The love parades left her dizzy with excitement, then dizzy with boredom.
I’m gay, love me.
I’m a woman, love me.
I matter, love me.
It is a love that leaves one spinning through the streets of confusion, like being given too much wine, too many compliments. Eventually she can no longer hear herself beneath the noise as she runs toward the next version of “love,” the one that thrills her for a moment before leaving her flat again.
This love, or life, or creation does both. It lifts and drops. It fills and empties. And in the constant movement, one can become exhausted, angry, entitled, arrogant, confused, and bitter.

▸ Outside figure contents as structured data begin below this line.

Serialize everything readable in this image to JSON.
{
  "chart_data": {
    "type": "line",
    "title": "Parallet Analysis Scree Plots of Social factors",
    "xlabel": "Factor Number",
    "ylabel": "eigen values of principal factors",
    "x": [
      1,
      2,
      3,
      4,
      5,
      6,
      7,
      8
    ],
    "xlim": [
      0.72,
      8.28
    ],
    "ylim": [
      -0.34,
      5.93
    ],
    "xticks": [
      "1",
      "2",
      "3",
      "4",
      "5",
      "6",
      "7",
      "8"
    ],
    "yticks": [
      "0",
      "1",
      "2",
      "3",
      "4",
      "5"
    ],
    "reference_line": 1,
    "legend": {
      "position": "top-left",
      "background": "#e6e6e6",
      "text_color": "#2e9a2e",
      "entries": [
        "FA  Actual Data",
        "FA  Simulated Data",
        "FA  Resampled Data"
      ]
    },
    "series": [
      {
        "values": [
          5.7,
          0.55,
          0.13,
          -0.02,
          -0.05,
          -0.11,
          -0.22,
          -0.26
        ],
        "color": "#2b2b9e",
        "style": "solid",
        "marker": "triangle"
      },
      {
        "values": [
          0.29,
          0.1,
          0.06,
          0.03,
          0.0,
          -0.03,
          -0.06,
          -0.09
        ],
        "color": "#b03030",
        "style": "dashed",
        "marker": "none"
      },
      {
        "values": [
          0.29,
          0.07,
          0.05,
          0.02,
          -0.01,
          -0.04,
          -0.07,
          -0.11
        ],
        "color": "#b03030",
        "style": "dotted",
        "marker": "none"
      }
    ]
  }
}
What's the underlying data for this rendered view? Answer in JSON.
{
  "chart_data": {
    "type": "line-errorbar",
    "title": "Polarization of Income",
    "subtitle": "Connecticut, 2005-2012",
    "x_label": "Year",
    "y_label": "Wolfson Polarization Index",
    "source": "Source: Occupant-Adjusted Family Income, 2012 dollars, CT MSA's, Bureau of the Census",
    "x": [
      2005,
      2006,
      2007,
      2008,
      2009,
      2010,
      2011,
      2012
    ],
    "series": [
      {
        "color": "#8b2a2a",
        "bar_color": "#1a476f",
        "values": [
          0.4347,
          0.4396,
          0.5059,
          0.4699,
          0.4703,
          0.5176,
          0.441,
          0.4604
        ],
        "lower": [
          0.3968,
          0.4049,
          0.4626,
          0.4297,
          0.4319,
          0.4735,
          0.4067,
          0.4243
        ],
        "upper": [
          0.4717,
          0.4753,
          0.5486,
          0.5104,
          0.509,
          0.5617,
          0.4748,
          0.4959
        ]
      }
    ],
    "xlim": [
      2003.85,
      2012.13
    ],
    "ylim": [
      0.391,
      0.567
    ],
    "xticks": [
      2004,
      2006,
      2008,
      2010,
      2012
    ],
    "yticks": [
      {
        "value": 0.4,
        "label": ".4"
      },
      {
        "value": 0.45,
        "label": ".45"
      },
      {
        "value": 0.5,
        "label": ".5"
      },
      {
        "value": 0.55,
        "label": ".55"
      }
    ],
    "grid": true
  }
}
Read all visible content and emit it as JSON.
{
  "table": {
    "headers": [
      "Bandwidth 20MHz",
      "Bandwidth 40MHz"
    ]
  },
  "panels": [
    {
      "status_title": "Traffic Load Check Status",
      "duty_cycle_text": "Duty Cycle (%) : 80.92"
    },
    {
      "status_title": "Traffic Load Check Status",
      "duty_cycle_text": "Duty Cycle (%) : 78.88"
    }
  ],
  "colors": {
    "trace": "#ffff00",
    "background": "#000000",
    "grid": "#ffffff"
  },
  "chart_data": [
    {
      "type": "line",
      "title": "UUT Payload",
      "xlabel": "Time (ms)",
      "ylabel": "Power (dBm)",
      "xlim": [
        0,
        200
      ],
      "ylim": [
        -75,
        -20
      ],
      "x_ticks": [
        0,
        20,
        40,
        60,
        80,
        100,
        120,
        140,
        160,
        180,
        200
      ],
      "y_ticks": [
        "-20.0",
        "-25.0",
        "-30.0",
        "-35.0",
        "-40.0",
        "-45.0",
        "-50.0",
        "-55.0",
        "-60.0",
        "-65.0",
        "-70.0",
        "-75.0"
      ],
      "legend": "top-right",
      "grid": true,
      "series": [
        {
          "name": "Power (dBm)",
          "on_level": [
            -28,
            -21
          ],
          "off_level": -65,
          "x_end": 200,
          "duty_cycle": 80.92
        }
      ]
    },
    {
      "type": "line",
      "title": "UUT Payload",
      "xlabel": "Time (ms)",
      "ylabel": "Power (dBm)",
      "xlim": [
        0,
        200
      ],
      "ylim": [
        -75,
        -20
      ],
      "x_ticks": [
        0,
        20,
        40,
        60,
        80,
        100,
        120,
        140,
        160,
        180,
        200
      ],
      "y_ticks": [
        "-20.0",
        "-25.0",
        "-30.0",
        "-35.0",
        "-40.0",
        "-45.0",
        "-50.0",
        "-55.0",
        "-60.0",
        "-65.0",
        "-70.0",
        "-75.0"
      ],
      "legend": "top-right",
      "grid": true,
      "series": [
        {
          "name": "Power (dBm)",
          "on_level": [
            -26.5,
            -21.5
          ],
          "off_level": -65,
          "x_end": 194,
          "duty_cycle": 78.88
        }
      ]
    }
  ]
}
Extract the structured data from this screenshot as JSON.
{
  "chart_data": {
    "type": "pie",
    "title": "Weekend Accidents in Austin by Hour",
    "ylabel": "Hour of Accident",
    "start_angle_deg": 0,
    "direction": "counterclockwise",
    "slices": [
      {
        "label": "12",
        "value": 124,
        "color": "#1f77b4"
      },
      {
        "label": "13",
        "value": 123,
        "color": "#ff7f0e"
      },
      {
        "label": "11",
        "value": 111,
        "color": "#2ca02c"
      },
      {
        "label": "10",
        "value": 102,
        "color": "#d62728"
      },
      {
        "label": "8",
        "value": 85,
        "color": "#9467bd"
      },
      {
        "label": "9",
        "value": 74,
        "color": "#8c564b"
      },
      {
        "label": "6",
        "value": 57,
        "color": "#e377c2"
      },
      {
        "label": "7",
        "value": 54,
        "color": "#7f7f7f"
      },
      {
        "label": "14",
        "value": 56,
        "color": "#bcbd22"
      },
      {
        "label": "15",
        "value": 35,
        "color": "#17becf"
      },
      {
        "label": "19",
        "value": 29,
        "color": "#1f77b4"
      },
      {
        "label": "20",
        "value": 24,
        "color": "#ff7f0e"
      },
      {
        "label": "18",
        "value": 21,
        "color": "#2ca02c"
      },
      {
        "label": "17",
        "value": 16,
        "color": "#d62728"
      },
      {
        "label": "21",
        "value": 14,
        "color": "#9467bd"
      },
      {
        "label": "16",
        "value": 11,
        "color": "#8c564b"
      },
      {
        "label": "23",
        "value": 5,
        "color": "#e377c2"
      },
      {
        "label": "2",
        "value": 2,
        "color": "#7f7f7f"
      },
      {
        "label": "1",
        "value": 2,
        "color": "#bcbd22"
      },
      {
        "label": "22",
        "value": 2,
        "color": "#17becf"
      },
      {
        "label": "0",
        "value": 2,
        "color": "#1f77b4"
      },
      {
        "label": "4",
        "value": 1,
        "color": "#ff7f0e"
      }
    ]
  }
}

It is the motion of a leaf caught in the wind.
The difference is that the leaf goes with it.
Humans don’t.
Humans resist.
They cling to what feels good and fight what feels bad. They don’t know how to receive life when their ego and sense of self have grown too large—whether they built it themselves or inherited it from others and spent years nurturing it. In the end, it makes little difference. Everything eventually falls away. Everything eventually leaves.
To receive love is not to become caught in it.
It is to remain peaceful and grounded in what you are.
Then anything can come.
Praise.
Hatred.
Recognition.
Rejection.
Compliments.
Negativity.
All of it belongs to the same field of experience.
And if something registers deeply within you, if it hooks you or wounds you or inflates you, then it is revealing a part of yourself that still seeks separation.
For why would anyone who truly loves themselves reject any part of themselves?
And why would anyone who truly loves themselves reject any part of you?
Love is not found in the parade.
It is found in the one who can watch the parade pass by and remain whole.